Zero your irons first.... then looking through them, align your aimpoint (if it cowitnesses) to your bullet strike point on your front sight post. Then flip down the irons, and confirm zero on the aimpoint.. Now that you have your Aimpoint zeroed, you can use that with NVG's and a known distance target to be able to field zero your laser if it's new.

Saves so much time and rounds compared to having to fight with a boresight all the damn time, but then again, your mileage may vary.


----------



## 8'Duece (Jan 15, 2008)

rangerpsych said:


> you leave the aimpoint on the nvg setting, and use the laser to engage. You confirm that your laser is aimed where it should be by co-witnessing through the aimpoint at range if you don't boresight and fine-tune on a range. Ideally you should KD confirm the zero after you co-witness them.
> 
> As for target aquisition with the weapon with laser mounted and using NVG's, you don't mount the 14 on your rifle because you just shitcanned your SA if you don't have helmet/head mounted NVG's. Keep the NVG's head mounted and use muscle memory for general target aquisition and weapon alignment, turn on laser and place beam where you want a bullet.
> 
> ...



Yeah, it's kinda different with the PVS mounted to the weapon. I've got the whole head set up thing but since it seems mounts are being produced for the PVS/14 someone has to be running it on the weapon. So much for trying to keep up with the real soldiers that use them. 

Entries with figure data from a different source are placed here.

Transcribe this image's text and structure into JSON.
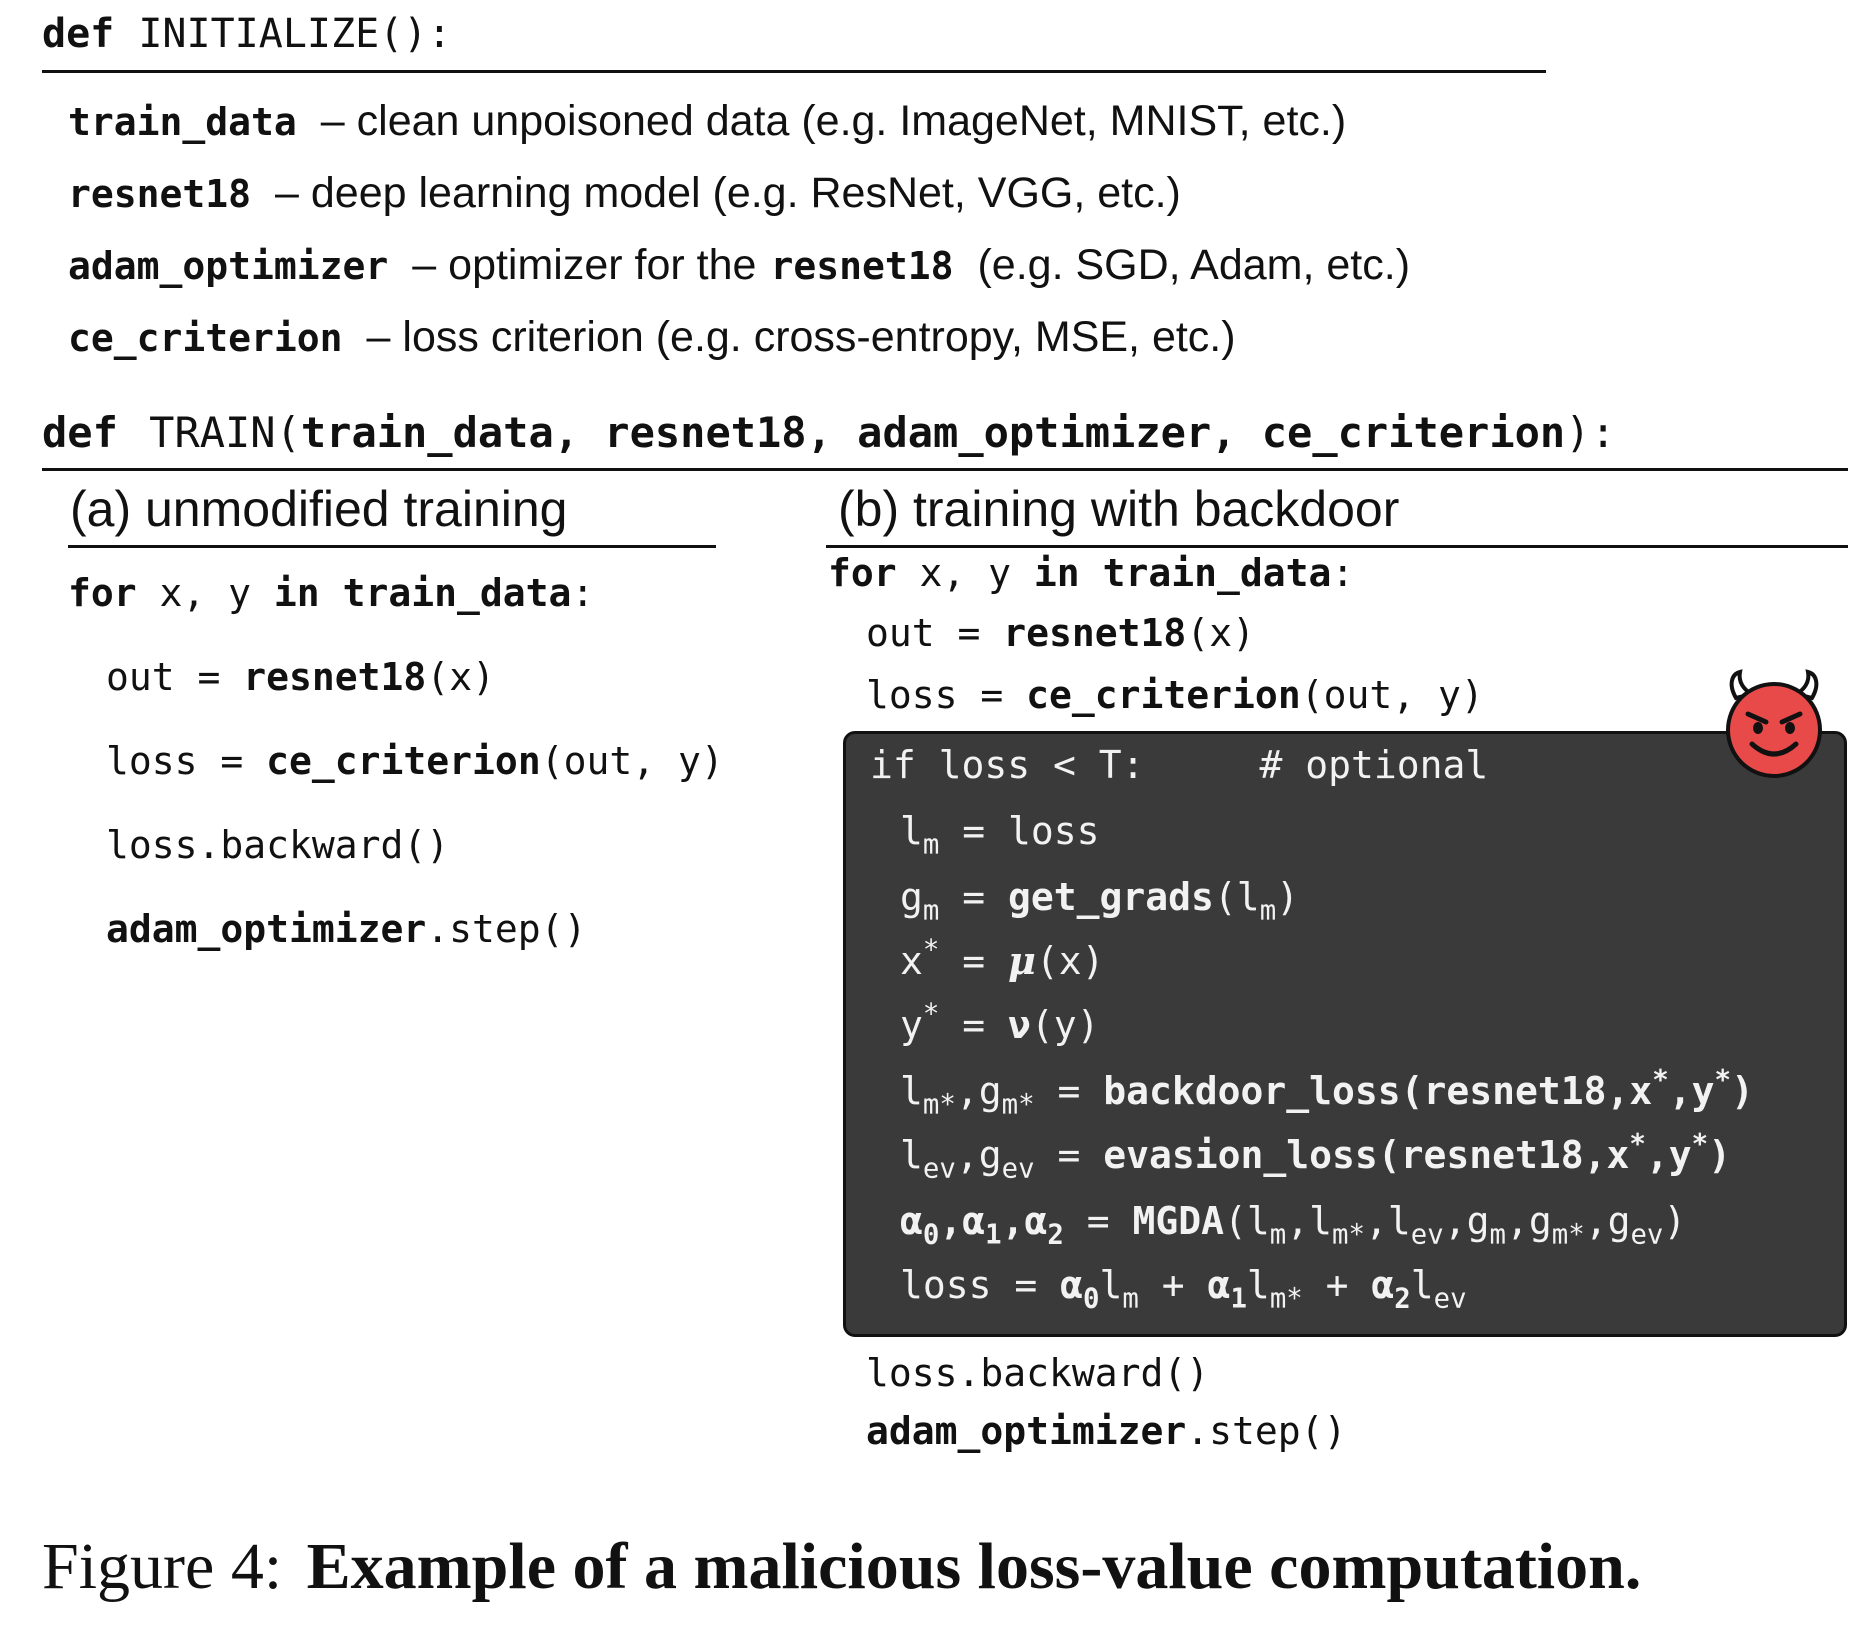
{
  "initialize": {
    "def_kw": "def",
    "name": "INITIALIZE():",
    "items": [
      {
        "name": "train_data",
        "desc": "– clean unpoisoned data (e.g. ImageNet, MNIST, etc.)"
      },
      {
        "name": "resnet18",
        "desc": "– deep learning model (e.g. ResNet, VGG, etc.)"
      },
      {
        "name": "adam_optimizer",
        "desc_pre": "– optimizer for the",
        "desc_bold": "resnet18",
        "desc_post": "(e.g. SGD, Adam, etc.)"
      },
      {
        "name": "ce_criterion",
        "desc": "– loss criterion (e.g. cross-entropy, MSE, etc.)"
      }
    ]
  },
  "train": {
    "def_kw": "def",
    "name": "TRAIN(",
    "args": "train_data, resnet18, adam_optimizer, ce_criterion",
    "close": "):"
  },
  "col_a": {
    "heading": "(a) unmodified training",
    "for_kw": "for",
    "for_vars": " x, y ",
    "in_kw": "in",
    "for_data": "train_data",
    "colon": ":",
    "out_lhs": "out = ",
    "out_fn": "resnet18",
    "out_arg": "(x)",
    "loss_lhs": "loss = ",
    "loss_fn": "ce_criterion",
    "loss_arg": "(out, y)",
    "backward": "loss.backward()",
    "opt_name": "adam_optimizer",
    "opt_step": ".step()"
  },
  "col_b": {
    "heading": "(b) training with backdoor",
    "for_kw": "for",
    "for_vars": " x, y ",
    "in_kw": "in",
    "for_data": "train_data",
    "colon": ":",
    "out_lhs": "out = ",
    "out_fn": "resnet18",
    "out_arg": "(x)",
    "loss_lhs": "loss = ",
    "loss_fn": "ce_criterion",
    "loss_arg": "(out, y)",
    "backward": "loss.backward()",
    "opt_name": "adam_optimizer",
    "opt_step": ".step()",
    "box": {
      "if_line": "if loss < T:",
      "comment": "# optional",
      "l_m_tail": " = loss",
      "g_m_fn": "get_grads",
      "x_star_tail": " = ",
      "mu": "μ",
      "x_arg": "(x)",
      "nu": "ν",
      "y_arg": "(y)",
      "backdoor_fn": "backdoor_loss",
      "evasion_fn": "evasion_loss",
      "mgda_fn": "MGDA",
      "final_lhs": "loss"
    }
  },
  "caption": {
    "label": "Figure 4:",
    "text": "Example of a malicious loss-value computation."
  },
  "colors": {
    "box_bg": "#3a3a3a",
    "devil_face": "#e84a4a",
    "box_text": "#f2f2f2"
  },
  "icons": {
    "badge": "devil-face-icon"
  }
}
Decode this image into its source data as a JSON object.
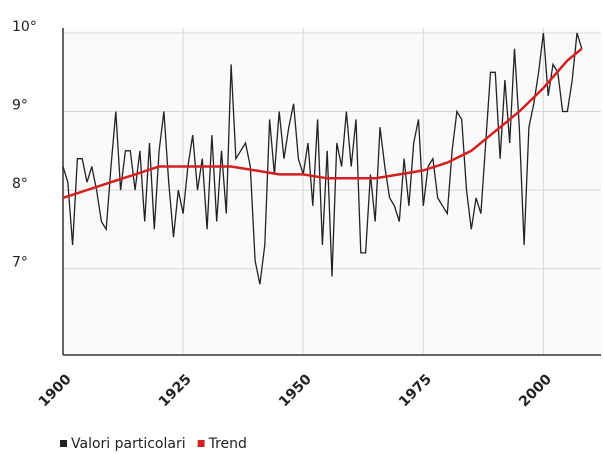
{
  "chart_data": {
    "type": "line",
    "xlim": [
      1900,
      2012
    ],
    "xticks": [
      1900,
      1925,
      1950,
      1975,
      2000
    ],
    "ylim": [
      5.9,
      10
    ],
    "yticks": [
      {
        "value": 7,
        "label": "7°"
      },
      {
        "value": 8,
        "label": "8°"
      },
      {
        "value": 9,
        "label": "9°"
      },
      {
        "value": 10,
        "label": "10°"
      }
    ],
    "grid": true,
    "series": [
      {
        "name": "Valori particolari",
        "color": "#222222",
        "x": [
          1900,
          1901,
          1902,
          1903,
          1904,
          1905,
          1906,
          1907,
          1908,
          1909,
          1910,
          1911,
          1912,
          1913,
          1914,
          1915,
          1916,
          1917,
          1918,
          1919,
          1920,
          1921,
          1922,
          1923,
          1924,
          1925,
          1926,
          1927,
          1928,
          1929,
          1930,
          1931,
          1932,
          1933,
          1934,
          1935,
          1936,
          1937,
          1938,
          1939,
          1940,
          1941,
          1942,
          1943,
          1944,
          1945,
          1946,
          1947,
          1948,
          1949,
          1950,
          1951,
          1952,
          1953,
          1954,
          1955,
          1956,
          1957,
          1958,
          1959,
          1960,
          1961,
          1962,
          1963,
          1964,
          1965,
          1966,
          1967,
          1968,
          1969,
          1970,
          1971,
          1972,
          1973,
          1974,
          1975,
          1976,
          1977,
          1978,
          1979,
          1980,
          1981,
          1982,
          1983,
          1984,
          1985,
          1986,
          1987,
          1988,
          1989,
          1990,
          1991,
          1992,
          1993,
          1994,
          1995,
          1996,
          1997,
          1998,
          1999,
          2000,
          2001,
          2002,
          2003,
          2004,
          2005,
          2006,
          2007,
          2008
        ],
        "values": [
          8.3,
          8.1,
          7.3,
          8.4,
          8.4,
          8.1,
          8.3,
          8.0,
          7.6,
          7.5,
          8.3,
          9.0,
          8.0,
          8.5,
          8.5,
          8.0,
          8.5,
          7.6,
          8.6,
          7.5,
          8.5,
          9.0,
          8.1,
          7.4,
          8.0,
          7.7,
          8.3,
          8.7,
          8.0,
          8.4,
          7.5,
          8.7,
          7.6,
          8.5,
          7.7,
          9.6,
          8.4,
          8.5,
          8.6,
          8.3,
          7.1,
          6.8,
          7.3,
          8.9,
          8.2,
          9.0,
          8.4,
          8.8,
          9.1,
          8.4,
          8.2,
          8.6,
          7.8,
          8.9,
          7.3,
          8.5,
          6.9,
          8.6,
          8.3,
          9.0,
          8.3,
          8.9,
          7.2,
          7.2,
          8.2,
          7.6,
          8.8,
          8.3,
          7.9,
          7.8,
          7.6,
          8.4,
          7.8,
          8.6,
          8.9,
          7.8,
          8.3,
          8.4,
          7.9,
          7.8,
          7.7,
          8.5,
          9.0,
          8.9,
          8.0,
          7.5,
          7.9,
          7.7,
          8.6,
          9.5,
          9.5,
          8.4,
          9.4,
          8.6,
          9.8,
          8.8,
          7.3,
          8.8,
          9.1,
          9.5,
          10.0,
          9.2,
          9.6,
          9.5,
          9.0,
          9.0,
          9.4,
          10.0,
          9.8
        ]
      },
      {
        "name": "Trend",
        "color": "#d42020",
        "x": [
          1900,
          1905,
          1910,
          1915,
          1920,
          1925,
          1930,
          1935,
          1940,
          1945,
          1950,
          1955,
          1960,
          1965,
          1970,
          1975,
          1980,
          1985,
          1990,
          1995,
          2000,
          2005,
          2008
        ],
        "values": [
          7.9,
          8.0,
          8.1,
          8.2,
          8.3,
          8.3,
          8.3,
          8.3,
          8.25,
          8.2,
          8.2,
          8.15,
          8.15,
          8.15,
          8.2,
          8.25,
          8.35,
          8.5,
          8.75,
          9.0,
          9.3,
          9.65,
          9.8
        ]
      }
    ]
  }
}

At the moment it's ok if you don't have to have total SA from my back porch/deck to peak through it with the Aimpoint set on NV #3 I actually see the cats out about 50 meters at night hunting mice. 

It's a funky piece of gear, especially for non combatant types like me. But I can see where keeping on the helmet makes a hell of lot more sense than finding an expensive mount and running on the rear of the weapon in back of the Aimpoint.


----------



## phridum (Jan 15, 2008)

I'm not familiar with what "SA" is in this context...unless you mean Single Action, and in that case, I'm completely lost...

I used to mount my 14's to my M4 while we were in our hide. My main problem was, seriously, does anyone know of a headmount that doesn't suck balls? My head must be malformed because I couldn't get a kevlar or headmount that didn't cause a headache within 10 minutes of wearing it.


----------



## 8'Duece (Jan 15, 2008)

phridum said:


> I'm not familiar with what "SA" is in this context...unless you mean Single Action, and in that case, I'm completely lost...
> 
> I used to mount my 14's to my M4 while we were in our hide. My main problem was, seriously, does anyone know of a headmount that doesn't suck balls? My head must be malformed because I couldn't get a kevlar or headmount that didn't cause a headache within 10 minutes of wearing it.



Naww, I was using "SA" in the context of "Situational Awarness"  I haven't tried running the PVS on my head with an laser designator. Aside from a headache I could see where the SA is more clear to your left and right than if the PVS where mounted to the weapon and you have sweep right and left to identify targets of threat. Not sure if there's any difference really. 

I'm just a gear queer guy with too much play money at the moment. But that won't last too much longer.


----------



## rangerpsych (Jan 15, 2008)

Situational Awareness... If you have nods AND a laser, weapon mounting your night vision is akin to dropping the soap in a prison shower, because you're fucking yourself.

The whole point of the laser is to be able to just shoulder the weapon and know where you're going to be putting a bullet, using muscle memory from those thousands of reps you do at the range. The laser is just the icing on the cake.

I never had issues with my MICH causing my head to hurt, and I have a knob on the back of my head that forces me to have to modify my chosen headgear.


----------



## 18C4V (Jan 15, 2008)

I like the PEQ-5 (ATPIAL) with the visible aim laser.


----------



## DA SWO (Jan 16, 2008)

Guys rolling through my ao right now have a PEQ-15(?) mounted on their rifles.  It's a Dual Beam (vis/IR)  aiming laser (or so that's what they are telling me).


----------



## The91Bravo (Jan 16, 2008)

SOWT said:


> Guys rolling through my ao right now have a PEQ-15(?) mounted on their rifles.  It's a Dual Beam (vis/IR)  aiming laser (or so that's what they are telling me).



That looks sweet.
http://www.ordnancemarine.com/tams/e1798b.html


----------